Ontario’s Ring of Fire could spawn thousands of jobs for several decades
Ten years ago, one of the largest mineral deposits was discovered about 400 kilometres north of Thunder Bay in northwestern Ontario. The so-called “Ring of Fire” was supposed to be a game-changer in the Ontario and Canadian economy. The deposit had the potential for thousands of jobs for several decades of mining.
The large deposit of mainly chromite—the mineral used in the production of stainless steel—was called by then-Treasury Board president Tony Clement the economic equivalent of the Alberta oilsands.
So why is there no mine in production to show for it?
Yes, deteriorating relations between the resource companies and the region’s First Nation communities did not help increase confidence in the project. However, that certainly does not fully explain the lack of progress. In the end, the main issue was the lack of infrastructure in getting the mineral to market. Many of the indigenous communities were only connected by seasonal winter roads. The mineral would have to traverse hundreds of kilometres of muskeg. At one point, a Chinese company investigated the possibility of building a rail line through the region.
The problem was it was believed taxpayers would not want to pay for roads they would likely never use and would be used mainly by select companies. Before yet another year passes, the issue of who will bear the burden of risk associated with the massive infrastructure should be resolved.

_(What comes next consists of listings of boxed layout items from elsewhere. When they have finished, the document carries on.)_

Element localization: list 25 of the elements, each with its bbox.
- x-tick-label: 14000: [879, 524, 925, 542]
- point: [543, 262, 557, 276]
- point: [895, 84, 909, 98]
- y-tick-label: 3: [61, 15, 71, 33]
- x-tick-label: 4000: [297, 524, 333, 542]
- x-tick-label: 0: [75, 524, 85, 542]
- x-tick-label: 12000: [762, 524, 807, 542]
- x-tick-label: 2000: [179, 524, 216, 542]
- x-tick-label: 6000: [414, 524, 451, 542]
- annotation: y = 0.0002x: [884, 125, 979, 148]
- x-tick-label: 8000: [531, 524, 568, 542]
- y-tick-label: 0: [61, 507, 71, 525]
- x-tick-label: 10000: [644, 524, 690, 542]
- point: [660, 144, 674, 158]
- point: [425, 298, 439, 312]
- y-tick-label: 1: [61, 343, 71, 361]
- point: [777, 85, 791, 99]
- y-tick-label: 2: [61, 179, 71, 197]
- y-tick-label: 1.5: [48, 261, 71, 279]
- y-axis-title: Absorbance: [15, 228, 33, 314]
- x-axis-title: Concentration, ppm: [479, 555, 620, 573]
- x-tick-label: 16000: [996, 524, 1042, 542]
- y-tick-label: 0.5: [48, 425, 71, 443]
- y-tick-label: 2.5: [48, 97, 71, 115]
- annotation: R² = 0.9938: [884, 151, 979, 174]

David Kaplan of Global Public Affairs, a public affairs firm, made the persuasive argument in 2014 that policymakers must strongly consider a public-private partnership (P3) model for the necessary infrastructure. Most P3 models involve the federal and provincial governments, along with private equity partners, paying for the infrastructure, while a private-sector partner builds and maintains the infrastructure.
Government has a legitimate responsibility to build public infrastructure, as long as it’s really necessary and done correctly.
A P3 option is very attractive because the governmental partner bears all the policy risk, while the financial risk is offloaded onto to the private sector. The revenues derived from the mine, including possible truck tolls, go back into paying for the infrastructure so it would pay for itself over time.
Crucially, the Ring of Fire project would open up the North region to development. The addition of an all-season road network would increase economic activity for the mainly isolated indigenous communities in that region. Increasing mining activity will bring more people and investment to remote First Nation communities that really need it.
A P3 model for Ontario's Ring of Fire deposit is a win-win for all involved.